The Wendys, Bloodbags & Darryn Harkness – Whammy Backroom: July 13, 2024
Ōtautahi surf-punks The Wendys finally packed a decade of surf-inspired tunes onto a vinyl, Let’s Go To The Beach, survived the pandemic, and caught one of the last ferries between Te Waipounamu and Te Ika-a-Māui, to play in Tamaki Makaurau on a frosty night when men are playing with their balls in front tens of thousands of other ball lovers.
Darryn Harkness (Solo)
With a whakapapa spanning coastlines, decades and genres, Darren’s escapades in acts like Spacesuit, Serafin, Dead Flowers and the Hallelujah Picassos exude mana and confidence. Onstage with a couple of guitars and a foot-powered bass drum (see photo) Darryn Harkness kicks things off with a cheery ‘Hello Wendy, fucking Wendys gig, I’m here to warm you up’ or similar or made-up, probably misquoted.
In a troubadour manner, on his two eclectic distorted guitars, he presented a series of post-punk-rhythmic songs. In a flavour or flavours, Harkness suggestively delves into his kete and presents a short-sharp-set that hints of Buckley (Jeff not Tim) Leadbelly on a raw blues-like song that is a delight to behold, and a end tune that honours Chris Knox at his most energized. E rawe!
Bloodbags
Around me, people are putting earplugs in as Tolley tunes and checks his guitar, and then they take them out to continue their korero as the lost-in-action drummer, Sam Ralston leaves a void onstage.
Immediately, the clinical delivery by three exemplary musicians fills the room with punk-rock-ethos, heavy-metal-energy and a pre-gothic vibe. Bloodbags early/dirty ZZ Top style blues rock is speed on speed.
At one point Tolley is a skeletor-like figure, commanding, pumping out darkened magical guitar riffs, posed like a dangerous post-Elvis figurine. The addition of two English rugby supporters upfront piques further audience interest, was it the lukewarm Steinlager in their rugger-bellies or the raw energy of Bloodbags that inspired their overt enthusiasm, we may, shall never know.

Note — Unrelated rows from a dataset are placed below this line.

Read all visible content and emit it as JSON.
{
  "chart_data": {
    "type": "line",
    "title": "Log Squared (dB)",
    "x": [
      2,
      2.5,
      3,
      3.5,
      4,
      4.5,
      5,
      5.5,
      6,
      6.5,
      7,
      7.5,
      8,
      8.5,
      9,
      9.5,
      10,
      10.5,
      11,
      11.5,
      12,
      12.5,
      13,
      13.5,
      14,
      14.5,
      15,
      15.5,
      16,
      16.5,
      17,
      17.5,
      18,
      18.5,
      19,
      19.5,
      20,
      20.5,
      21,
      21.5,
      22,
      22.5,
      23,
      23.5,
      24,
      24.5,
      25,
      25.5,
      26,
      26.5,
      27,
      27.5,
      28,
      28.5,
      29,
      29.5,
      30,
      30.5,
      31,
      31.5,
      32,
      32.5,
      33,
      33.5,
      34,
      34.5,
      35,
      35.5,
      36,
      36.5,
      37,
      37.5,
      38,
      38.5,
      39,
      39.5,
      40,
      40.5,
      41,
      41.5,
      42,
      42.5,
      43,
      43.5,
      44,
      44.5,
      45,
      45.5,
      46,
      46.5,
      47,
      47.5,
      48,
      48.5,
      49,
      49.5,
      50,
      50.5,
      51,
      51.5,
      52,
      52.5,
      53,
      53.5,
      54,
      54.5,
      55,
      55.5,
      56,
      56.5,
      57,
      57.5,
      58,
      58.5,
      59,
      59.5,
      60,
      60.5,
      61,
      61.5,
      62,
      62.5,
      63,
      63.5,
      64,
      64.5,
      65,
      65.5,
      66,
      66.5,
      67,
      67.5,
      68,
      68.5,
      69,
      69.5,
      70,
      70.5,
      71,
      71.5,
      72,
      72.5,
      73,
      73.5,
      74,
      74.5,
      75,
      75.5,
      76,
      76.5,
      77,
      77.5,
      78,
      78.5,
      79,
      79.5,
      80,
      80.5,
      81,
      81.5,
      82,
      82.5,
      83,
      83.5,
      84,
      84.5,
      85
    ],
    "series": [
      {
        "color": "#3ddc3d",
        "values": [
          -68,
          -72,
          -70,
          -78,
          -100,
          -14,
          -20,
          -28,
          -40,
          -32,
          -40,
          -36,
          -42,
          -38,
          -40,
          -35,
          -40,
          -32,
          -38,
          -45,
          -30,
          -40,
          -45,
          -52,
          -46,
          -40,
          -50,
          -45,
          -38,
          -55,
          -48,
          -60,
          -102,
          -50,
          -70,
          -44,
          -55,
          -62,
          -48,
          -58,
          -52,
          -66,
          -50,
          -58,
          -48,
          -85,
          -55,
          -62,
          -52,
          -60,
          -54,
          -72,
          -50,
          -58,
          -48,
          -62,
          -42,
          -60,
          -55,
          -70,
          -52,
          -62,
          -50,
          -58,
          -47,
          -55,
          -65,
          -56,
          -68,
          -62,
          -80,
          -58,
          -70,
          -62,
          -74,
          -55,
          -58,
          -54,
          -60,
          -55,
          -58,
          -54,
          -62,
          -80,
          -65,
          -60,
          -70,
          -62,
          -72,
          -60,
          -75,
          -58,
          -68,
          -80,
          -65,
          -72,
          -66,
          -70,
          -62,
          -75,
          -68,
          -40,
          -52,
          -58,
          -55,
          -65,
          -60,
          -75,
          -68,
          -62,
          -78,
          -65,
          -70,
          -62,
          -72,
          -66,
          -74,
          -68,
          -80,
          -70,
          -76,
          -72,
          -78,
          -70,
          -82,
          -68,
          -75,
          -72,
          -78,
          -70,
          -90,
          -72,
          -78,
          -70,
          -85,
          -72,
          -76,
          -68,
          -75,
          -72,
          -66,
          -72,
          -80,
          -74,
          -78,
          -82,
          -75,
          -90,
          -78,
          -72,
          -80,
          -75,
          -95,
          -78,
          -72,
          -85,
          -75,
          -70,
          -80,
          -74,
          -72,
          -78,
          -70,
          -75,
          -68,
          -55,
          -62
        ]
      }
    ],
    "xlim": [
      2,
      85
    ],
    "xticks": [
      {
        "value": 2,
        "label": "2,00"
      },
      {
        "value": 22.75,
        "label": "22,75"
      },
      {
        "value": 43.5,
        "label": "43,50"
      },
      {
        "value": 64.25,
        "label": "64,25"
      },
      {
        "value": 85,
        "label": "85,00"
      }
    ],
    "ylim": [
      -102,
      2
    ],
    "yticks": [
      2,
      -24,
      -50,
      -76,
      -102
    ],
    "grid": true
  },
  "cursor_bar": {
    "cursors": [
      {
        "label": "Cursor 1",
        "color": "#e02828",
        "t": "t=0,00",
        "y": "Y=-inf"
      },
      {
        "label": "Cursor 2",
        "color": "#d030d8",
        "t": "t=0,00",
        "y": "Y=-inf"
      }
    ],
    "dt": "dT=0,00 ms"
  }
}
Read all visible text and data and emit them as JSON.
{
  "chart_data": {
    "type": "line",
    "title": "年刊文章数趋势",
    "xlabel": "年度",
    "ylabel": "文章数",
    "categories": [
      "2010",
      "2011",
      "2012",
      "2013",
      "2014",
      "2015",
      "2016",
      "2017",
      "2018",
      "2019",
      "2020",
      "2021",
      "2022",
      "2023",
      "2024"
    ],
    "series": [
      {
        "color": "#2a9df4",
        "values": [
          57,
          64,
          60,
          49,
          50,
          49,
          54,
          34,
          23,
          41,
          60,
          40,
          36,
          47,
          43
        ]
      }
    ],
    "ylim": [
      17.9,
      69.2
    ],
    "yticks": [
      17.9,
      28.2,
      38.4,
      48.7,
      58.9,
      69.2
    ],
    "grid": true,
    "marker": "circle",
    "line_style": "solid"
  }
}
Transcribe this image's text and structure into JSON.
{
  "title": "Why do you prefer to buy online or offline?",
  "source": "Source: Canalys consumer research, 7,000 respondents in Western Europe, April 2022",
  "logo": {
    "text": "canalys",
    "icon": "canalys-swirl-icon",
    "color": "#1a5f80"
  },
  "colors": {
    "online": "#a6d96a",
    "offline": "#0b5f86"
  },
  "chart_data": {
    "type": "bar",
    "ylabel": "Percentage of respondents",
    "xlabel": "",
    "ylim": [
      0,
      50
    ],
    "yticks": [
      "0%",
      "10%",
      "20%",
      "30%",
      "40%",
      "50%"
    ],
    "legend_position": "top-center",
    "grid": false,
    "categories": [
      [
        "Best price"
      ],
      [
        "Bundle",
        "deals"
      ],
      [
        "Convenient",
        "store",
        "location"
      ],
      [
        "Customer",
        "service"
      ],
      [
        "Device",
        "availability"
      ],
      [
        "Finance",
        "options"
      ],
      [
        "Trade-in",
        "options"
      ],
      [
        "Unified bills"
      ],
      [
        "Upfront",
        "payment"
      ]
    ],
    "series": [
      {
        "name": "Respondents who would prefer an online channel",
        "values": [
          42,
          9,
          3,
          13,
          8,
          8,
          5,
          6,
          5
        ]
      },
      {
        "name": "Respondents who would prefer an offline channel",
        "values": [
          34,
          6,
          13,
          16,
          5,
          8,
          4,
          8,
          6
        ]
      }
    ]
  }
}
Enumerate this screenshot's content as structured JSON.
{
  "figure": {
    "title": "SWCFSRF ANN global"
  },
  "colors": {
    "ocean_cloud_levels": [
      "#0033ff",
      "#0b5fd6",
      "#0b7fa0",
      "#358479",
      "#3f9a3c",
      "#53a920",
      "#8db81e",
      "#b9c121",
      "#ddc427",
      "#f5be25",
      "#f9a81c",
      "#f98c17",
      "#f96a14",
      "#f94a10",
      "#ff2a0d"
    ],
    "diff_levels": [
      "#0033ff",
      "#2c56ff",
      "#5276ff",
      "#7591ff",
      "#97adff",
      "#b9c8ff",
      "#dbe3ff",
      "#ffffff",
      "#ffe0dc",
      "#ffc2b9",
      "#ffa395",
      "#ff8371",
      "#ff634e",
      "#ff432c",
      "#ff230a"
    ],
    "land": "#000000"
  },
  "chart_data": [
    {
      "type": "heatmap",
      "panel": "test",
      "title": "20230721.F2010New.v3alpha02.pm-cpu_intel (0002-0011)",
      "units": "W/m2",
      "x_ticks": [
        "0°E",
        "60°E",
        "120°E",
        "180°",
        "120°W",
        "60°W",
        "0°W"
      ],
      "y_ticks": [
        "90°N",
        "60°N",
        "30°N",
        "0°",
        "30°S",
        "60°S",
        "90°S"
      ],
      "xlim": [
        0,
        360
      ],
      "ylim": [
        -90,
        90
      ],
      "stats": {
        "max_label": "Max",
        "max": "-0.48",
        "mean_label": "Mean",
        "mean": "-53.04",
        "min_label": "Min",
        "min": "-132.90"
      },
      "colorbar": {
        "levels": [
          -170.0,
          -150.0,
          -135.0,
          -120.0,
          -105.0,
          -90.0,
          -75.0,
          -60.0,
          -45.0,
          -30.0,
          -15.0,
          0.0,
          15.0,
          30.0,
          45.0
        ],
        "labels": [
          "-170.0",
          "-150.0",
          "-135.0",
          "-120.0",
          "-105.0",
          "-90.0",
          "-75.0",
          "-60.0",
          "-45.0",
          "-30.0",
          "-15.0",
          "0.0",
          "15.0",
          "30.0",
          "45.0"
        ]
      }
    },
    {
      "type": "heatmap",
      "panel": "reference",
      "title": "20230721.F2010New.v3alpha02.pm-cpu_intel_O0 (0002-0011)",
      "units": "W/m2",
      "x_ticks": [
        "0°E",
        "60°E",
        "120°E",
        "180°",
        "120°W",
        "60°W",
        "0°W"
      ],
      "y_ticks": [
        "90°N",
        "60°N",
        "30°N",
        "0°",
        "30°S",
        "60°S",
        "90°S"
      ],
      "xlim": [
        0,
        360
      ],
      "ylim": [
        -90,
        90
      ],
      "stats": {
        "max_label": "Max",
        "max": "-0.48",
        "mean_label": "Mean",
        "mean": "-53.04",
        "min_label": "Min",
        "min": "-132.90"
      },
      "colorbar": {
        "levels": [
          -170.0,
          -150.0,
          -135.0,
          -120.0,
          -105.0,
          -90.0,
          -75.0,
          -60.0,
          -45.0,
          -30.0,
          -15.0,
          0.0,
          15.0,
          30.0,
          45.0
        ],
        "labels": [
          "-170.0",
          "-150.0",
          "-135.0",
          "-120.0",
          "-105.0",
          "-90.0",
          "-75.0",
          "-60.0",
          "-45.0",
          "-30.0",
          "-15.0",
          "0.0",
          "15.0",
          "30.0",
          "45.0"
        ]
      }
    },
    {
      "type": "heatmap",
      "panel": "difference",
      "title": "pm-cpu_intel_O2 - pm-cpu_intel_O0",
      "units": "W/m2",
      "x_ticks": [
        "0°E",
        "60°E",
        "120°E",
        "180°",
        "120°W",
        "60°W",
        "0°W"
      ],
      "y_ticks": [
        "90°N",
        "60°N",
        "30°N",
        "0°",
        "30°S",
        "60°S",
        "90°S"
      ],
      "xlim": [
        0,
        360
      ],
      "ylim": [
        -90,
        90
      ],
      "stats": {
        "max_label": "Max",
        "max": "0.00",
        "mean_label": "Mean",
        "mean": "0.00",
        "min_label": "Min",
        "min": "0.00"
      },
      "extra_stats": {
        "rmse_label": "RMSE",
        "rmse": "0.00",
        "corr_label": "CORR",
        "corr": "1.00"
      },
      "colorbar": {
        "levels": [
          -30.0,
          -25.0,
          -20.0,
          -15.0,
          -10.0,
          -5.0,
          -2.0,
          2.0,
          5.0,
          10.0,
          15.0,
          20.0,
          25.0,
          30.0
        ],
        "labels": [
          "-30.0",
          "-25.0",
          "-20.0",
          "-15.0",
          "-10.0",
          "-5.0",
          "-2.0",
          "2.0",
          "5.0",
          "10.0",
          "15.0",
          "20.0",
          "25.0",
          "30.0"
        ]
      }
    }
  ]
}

Younger folk invade, the room has filled fuller, a mosh-pit threatens, just as they end, Tolley amused by the energy-opposites, adds one more song to their set. Finished, not yet, as bassist Matt Rapley is on his mic, one more song, a one-minute song, a song he sings.
The Wendys
As promised, threatened, feared, Ōtautahi’s surf punks, The Wendys do costume up into their lifeguards’ garb.
A decade of playing surf punk gospel shines in their finesse, tight and complete delivery by members Dave Tyson (Guitar, Vox) Henry Cake (Bass, Vox) Nick Vassar (Drums, Vox) and Jay Jackman (Guitar) The audience, still the rugger-buggers are in the room, three of them now, buy into the bands image and sound, energy and cliche envelope them all in a party-night aura.
As the band grinds through a set that includes all the expected songs, like Lo-fi Lies, Dropping In, and of course Let’s Go To The Beach, this reviewer, this jaded audience member is thinking, can the band’s schtick, the surf-punk brand, have legs?
Jay Jackman’s guitar skills scream catch-me-if-you-can, and the elements of 70’s guitar rock I’m hearing now and then, think early Rolling Stones, early Black Crowes, early Tom Petty, are beckoning. They’ve done the national tour, released the album (on vinyl), done the decade, so where’s the next surf for The Wendys?